I am trying to develop a negative binomial model where the dependent variable is crash count, and the independent variables are traffic count and roadway length. Currently, with the below code, I get only one value of overdispersion parameter. But I want to get the overdispersion parameter that varies as a function of roadway length. Can you please tell me what should I change in the code? Thank you very much!

Crash_count<- 
    glm.nb(Total_crashes~LN(traffic_count) + 
    road_length, data=mydata)

Best Answer

I don't think you will be able to do that with glm.nb() but it is possible to do this is a Bayesian framework.
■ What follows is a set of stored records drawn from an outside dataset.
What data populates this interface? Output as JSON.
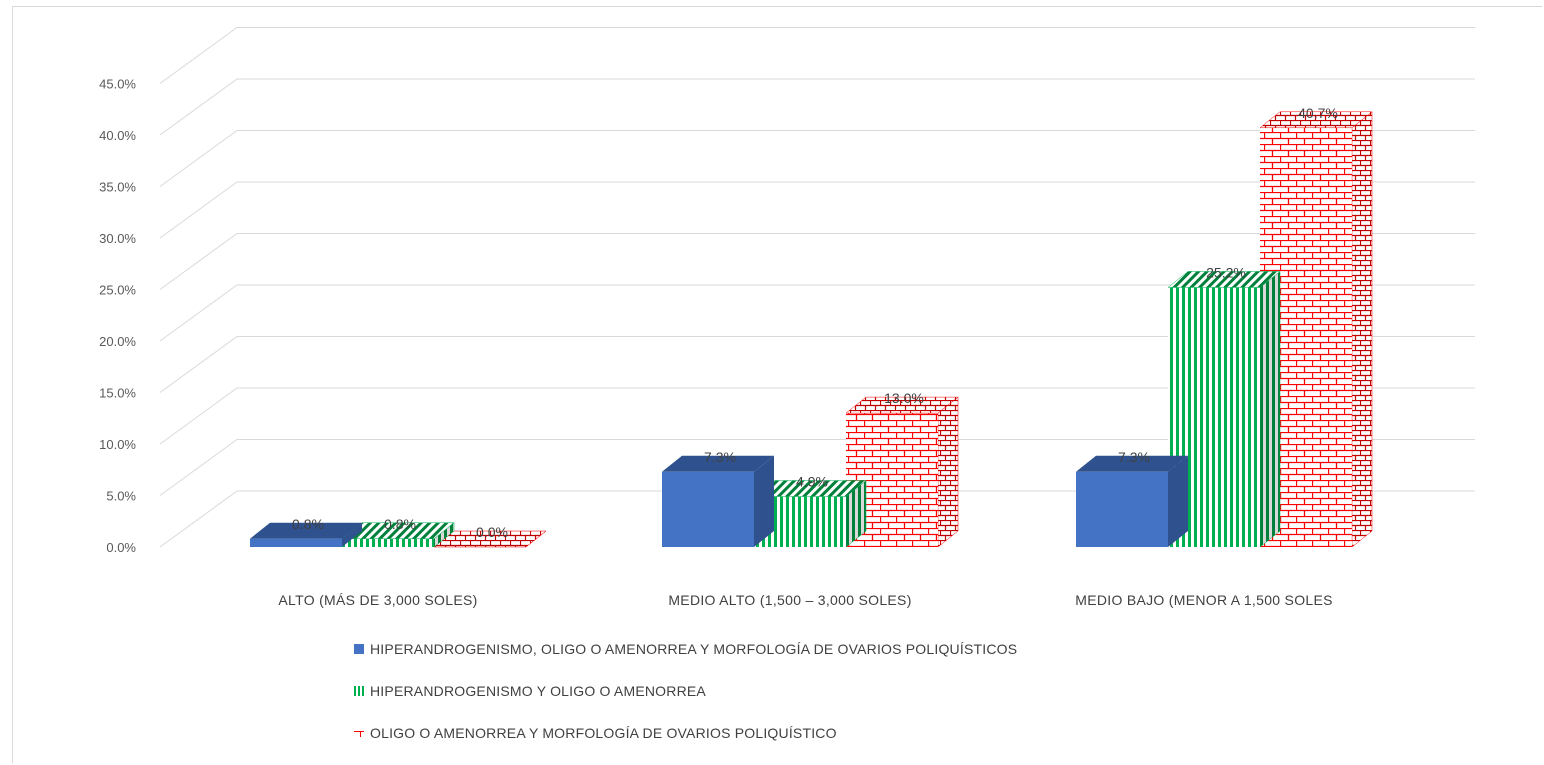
{
  "chart_data": {
    "type": "bar",
    "style": "3d-clustered-column",
    "title": "",
    "xlabel": "",
    "ylabel": "",
    "ylim": [
      0,
      45
    ],
    "y_ticks": [
      "0.0%",
      "5.0%",
      "10.0%",
      "15.0%",
      "20.0%",
      "25.0%",
      "30.0%",
      "35.0%",
      "40.0%",
      "45.0%"
    ],
    "categories": [
      "ALTO (MÁS DE 3,000 SOLES)",
      "MEDIO ALTO (1,500 – 3,000 SOLES)",
      "MEDIO BAJO (MENOR A 1,500 SOLES"
    ],
    "series": [
      {
        "name": "HIPERANDROGENISMO, OLIGO O AMENORREA Y MORFOLOGÍA DE OVARIOS POLIQUÍSTICOS",
        "values": [
          0.8,
          7.3,
          7.3
        ],
        "labels": [
          "0.8%",
          "7.3%",
          "7.3%"
        ],
        "color": "#4472c4",
        "pattern": "solid"
      },
      {
        "name": "HIPERANDROGENISMO Y OLIGO O AMENORREA",
        "values": [
          0.8,
          4.9,
          25.2
        ],
        "labels": [
          "0.8%",
          "4.9%",
          "25.2%"
        ],
        "color": "#00b050",
        "pattern": "vertical-stripes"
      },
      {
        "name": "OLIGO O AMENORREA Y MORFOLOGÍA DE OVARIOS POLIQUÍSTICO",
        "values": [
          0.0,
          13.0,
          40.7
        ],
        "labels": [
          "0.0%",
          "13.0%",
          "40.7%"
        ],
        "color": "#ff0000",
        "pattern": "brick"
      }
    ],
    "grid": true,
    "legend_position": "bottom"
  }
}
I think there are multiple options on how to do this, but the most straightforward for someone without experience in Bayesian modelling will be to use the brms package, which allows the user to fit models using the same model syntax as R packages like lme4.

Specifically, the model formula in the brms package would be the following, assuming you want to model Total_crashes by both traffic_count and road_length and just the overdispersion parameter by road_length:

Crash_count <- brm(bf(Total_crashes~LN(traffic_count) + road_length,
                      shape ~ road_length),
                   data=mydata,
                   family = negbinomial())

See this post for an example of someone predicting the shape/phi parameter, which is the overdispersion, using variables in a model:

https://discourse.mc-stan.org/t/negative-binomial-shape-and-phi-parameters/8120/3

That post, in combination with the vignette I link below about fitting distributional models in brms, should give you a good start on fitting the model you'd like to fit

https://cran.r-project.org/web/packages/brms/vignettes/brms_distreg.html

EDIT: As others have pointed out in the comments, there are other packages that allow for this to be modelled.